まず「はるかなる古城のほとり雲白く、、」で始まる島崎藤村藤村記念館を訪問。記念館は小諸城址懐古園にある。藤村は小諸の小諸義塾での教師生活で7年間住んで代表作「破戒」を書き始めた。藤村先生は生徒の作文帳の添削欄に「文章は親の肩をもむがごとくに作るべし。大切に用意するを第一とす」などを朱書きしており、興味深い。

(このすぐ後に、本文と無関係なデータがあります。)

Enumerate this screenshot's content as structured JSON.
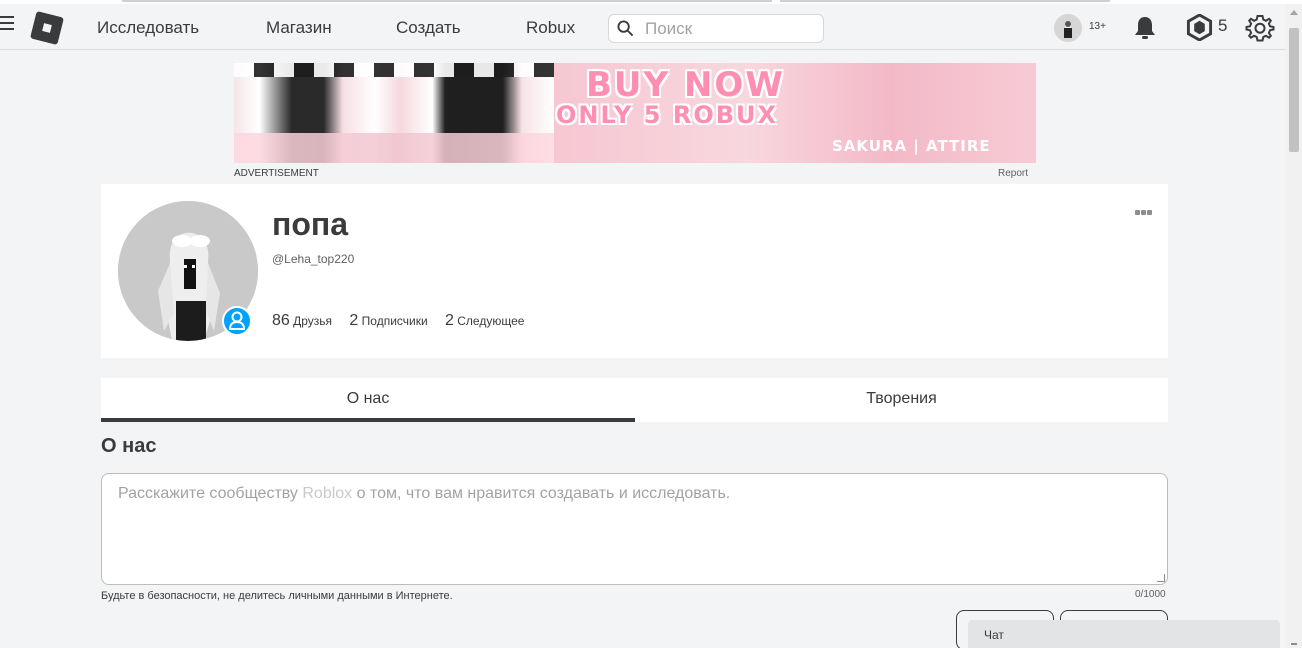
{
  "nav": {
    "links": [
      "Исследовать",
      "Магазин",
      "Создать",
      "Robux"
    ],
    "search_placeholder": "Поиск",
    "age_badge": "13+",
    "robux_count": "5"
  },
  "ad": {
    "line1": "BUY NOW",
    "line2": "ONLY 5 ROBUX",
    "brand": "SAKURA | ATTIRE",
    "label": "ADVERTISEMENT",
    "report": "Report"
  },
  "profile": {
    "display_name": "попа",
    "username": "@Leha_top220",
    "friends_count": "86",
    "friends_label": "Друзья",
    "followers_count": "2",
    "followers_label": "Подписчики",
    "following_count": "2",
    "following_label": "Следующее"
  },
  "tabs": [
    "О нас",
    "Творения"
  ],
  "about": {
    "heading": "О нас",
    "placeholder_before": "Расскажите сообществу ",
    "placeholder_brand": "Roblox",
    "placeholder_after": " о том, что вам нравится создавать и исследовать.",
    "safety_note": "Будьте в безопасности, не делитесь личными данными в Интернете.",
    "char_count": "0/1000"
  },
  "chat": {
    "label": "Чат"
  },
  "colors": {
    "accent": "#393b3d",
    "presence": "#00a2ff",
    "ad_pink": "#ff8fb2"
  }
}
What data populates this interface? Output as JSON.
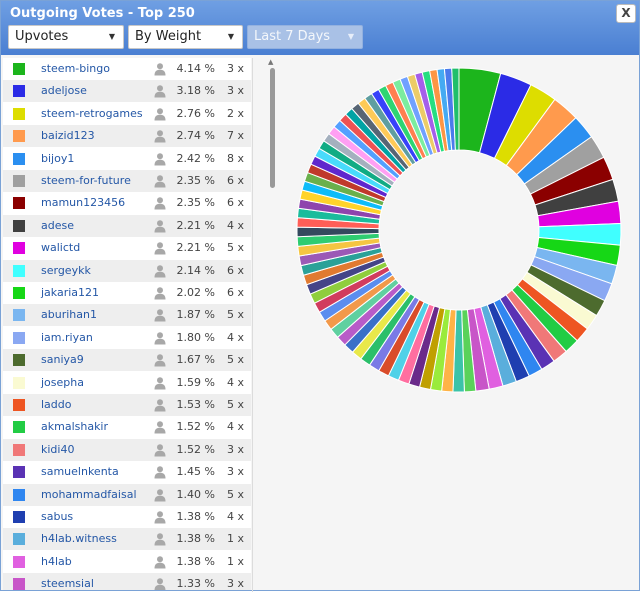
{
  "window": {
    "title": "Outgoing Votes - Top 250",
    "close_label": "X"
  },
  "filters": {
    "type": {
      "value": "Upvotes"
    },
    "sort": {
      "value": "By Weight"
    },
    "period": {
      "value": "Last 7 Days",
      "disabled": true
    }
  },
  "list": {
    "rows": [
      {
        "name": "steem-bingo",
        "percent": "4.14 %",
        "count": "3 x",
        "color": "#1cb51c"
      },
      {
        "name": "adeljose",
        "percent": "3.18 %",
        "count": "3 x",
        "color": "#2b2be6"
      },
      {
        "name": "steem-retrogames",
        "percent": "2.76 %",
        "count": "2 x",
        "color": "#dddd00"
      },
      {
        "name": "baizid123",
        "percent": "2.74 %",
        "count": "7 x",
        "color": "#ff9a4d"
      },
      {
        "name": "bijoy1",
        "percent": "2.42 %",
        "count": "8 x",
        "color": "#2b8ff0"
      },
      {
        "name": "steem-for-future",
        "percent": "2.35 %",
        "count": "6 x",
        "color": "#a0a0a0"
      },
      {
        "name": "mamun123456",
        "percent": "2.35 %",
        "count": "6 x",
        "color": "#8b0000"
      },
      {
        "name": "adese",
        "percent": "2.21 %",
        "count": "4 x",
        "color": "#404040"
      },
      {
        "name": "walictd",
        "percent": "2.21 %",
        "count": "5 x",
        "color": "#e000e0"
      },
      {
        "name": "sergeykk",
        "percent": "2.14 %",
        "count": "6 x",
        "color": "#40ffff"
      },
      {
        "name": "jakaria121",
        "percent": "2.02 %",
        "count": "6 x",
        "color": "#16d716"
      },
      {
        "name": "aburihan1",
        "percent": "1.87 %",
        "count": "5 x",
        "color": "#7ab6f0"
      },
      {
        "name": "iam.riyan",
        "percent": "1.80 %",
        "count": "4 x",
        "color": "#8aa8f2"
      },
      {
        "name": "saniya9",
        "percent": "1.67 %",
        "count": "5 x",
        "color": "#4d6b2e"
      },
      {
        "name": "josepha",
        "percent": "1.59 %",
        "count": "4 x",
        "color": "#fafad2"
      },
      {
        "name": "laddo",
        "percent": "1.53 %",
        "count": "5 x",
        "color": "#ee5522"
      },
      {
        "name": "akmalshakir",
        "percent": "1.52 %",
        "count": "4 x",
        "color": "#22cc44"
      },
      {
        "name": "kidi40",
        "percent": "1.52 %",
        "count": "3 x",
        "color": "#f07878"
      },
      {
        "name": "samuelnkenta",
        "percent": "1.45 %",
        "count": "3 x",
        "color": "#5a32b4"
      },
      {
        "name": "mohammadfaisal",
        "percent": "1.40 %",
        "count": "5 x",
        "color": "#2f86f0"
      },
      {
        "name": "sabus",
        "percent": "1.38 %",
        "count": "4 x",
        "color": "#1f3fb0"
      },
      {
        "name": "h4lab.witness",
        "percent": "1.38 %",
        "count": "1 x",
        "color": "#5aaedc"
      },
      {
        "name": "h4lab",
        "percent": "1.38 %",
        "count": "1 x",
        "color": "#e060e0"
      },
      {
        "name": "steemsial",
        "percent": "1.33 %",
        "count": "3 x",
        "color": "#c855c8"
      }
    ]
  },
  "chart_data": {
    "type": "pie",
    "style": "donut",
    "labels": [
      "steem-bingo",
      "adeljose",
      "steem-retrogames",
      "baizid123",
      "bijoy1",
      "steem-for-future",
      "mamun123456",
      "adese",
      "walictd",
      "sergeykk",
      "jakaria121",
      "aburihan1",
      "iam.riyan",
      "saniya9",
      "josepha",
      "laddo",
      "akmalshakir",
      "kidi40",
      "samuelnkenta",
      "mohammadfaisal",
      "sabus",
      "h4lab.witness",
      "h4lab",
      "steemsial"
    ],
    "values": [
      4.14,
      3.18,
      2.76,
      2.74,
      2.42,
      2.35,
      2.35,
      2.21,
      2.21,
      2.14,
      2.02,
      1.87,
      1.8,
      1.67,
      1.59,
      1.53,
      1.52,
      1.52,
      1.45,
      1.4,
      1.38,
      1.38,
      1.38,
      1.33
    ],
    "colors": [
      "#1cb51c",
      "#2b2be6",
      "#dddd00",
      "#ff9a4d",
      "#2b8ff0",
      "#a0a0a0",
      "#8b0000",
      "#404040",
      "#e000e0",
      "#40ffff",
      "#16d716",
      "#7ab6f0",
      "#8aa8f2",
      "#4d6b2e",
      "#fafad2",
      "#ee5522",
      "#22cc44",
      "#f07878",
      "#5a32b4",
      "#2f86f0",
      "#1f3fb0",
      "#5aaedc",
      "#e060e0",
      "#c855c8"
    ],
    "remainder_colors": [
      "#5ad25a",
      "#3cc3a8",
      "#ffb347",
      "#9aeb3c",
      "#c0a000",
      "#6a2a8a",
      "#ff6ea0",
      "#4fd1e8",
      "#d94c2a",
      "#7a7ae6",
      "#2bbf6a",
      "#e8e84a",
      "#3a70c8",
      "#b85cc8",
      "#60d0a0",
      "#f2994a",
      "#5b8def",
      "#d13c5e",
      "#8fce3d",
      "#444488",
      "#e07a30",
      "#2aa198",
      "#9b59b6",
      "#f5c542",
      "#2ecc71",
      "#34495e",
      "#ff5e57",
      "#1abc9c",
      "#8e44ad",
      "#ffd32a",
      "#0fbcf9",
      "#6ab04c",
      "#c0392b",
      "#5f27cd",
      "#48dbfb",
      "#10ac84",
      "#a4b0be",
      "#ff9ff3",
      "#54a0ff",
      "#ee5253",
      "#01a3a4",
      "#576574",
      "#feca57",
      "#5f9ea0",
      "#3742fa",
      "#2ed573",
      "#ff7f50",
      "#7bed9f",
      "#70a1ff",
      "#eccc68",
      "#a55eea",
      "#26de81",
      "#fd9644",
      "#45aaf2",
      "#4b7bec",
      "#20bf6b"
    ]
  }
}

同じく懐古園の中にある、文化勲章受賞の画家を記念した小山敬三美術館。浅間山を描いた画家で、大ぶり、悠々、骨格の太い雄渾な絵である。年上の藤村とは生涯の友人だった。新高輪ホテルのロビーの「紅浅間」は小山の作品である。この木立の中に建つ美術館は毎日文化賞をとった素敵な建物である。

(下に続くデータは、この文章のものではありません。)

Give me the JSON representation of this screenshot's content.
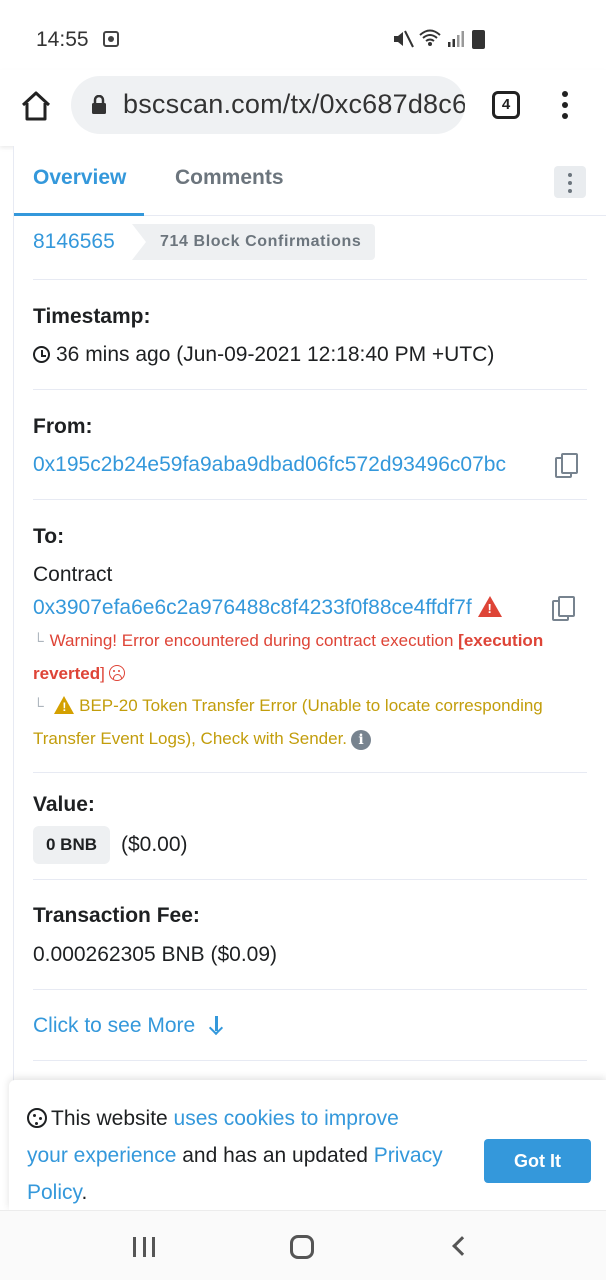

同じく、小諸寅さん記念館も訪問。山田洋次監督と渥美清の資料の揃ったややバタ臭い記念館。


懐古園を出て、小諸にある高浜虚子記念館を訪問する。戦時中、虚子は76歳からの4年間をこの小諸で疎開した。「秋晴れの名残の小諸杖ついて」「俳諧の旅に日焼けし汝仲哉」「虹たちて忽ち君のあるごとし」などの作品をのこしている。企画展は「虚子 小諸疎開を迎えた人々」だった。



その後、長野市へ向かう。

夜は善光寺のそばにある藤屋御本陣という今人気のレストランで食事をする。加賀百万石の御本陣だったが、明治時代には福沢諭吉も宿泊している。大正12年に3階建ての洋館になったのだが、最近結婚式場を持つレストランに生まれ変わった。素敵な空間と吟味された素晴らしい食事を堪能した。野田一夫先生の三男の豊さんが経営しているレストランで、東京の旧満鉄総裁邸宅を改装した羽沢ガーデンや京都のガーデンオリエンタルと同じテイストである。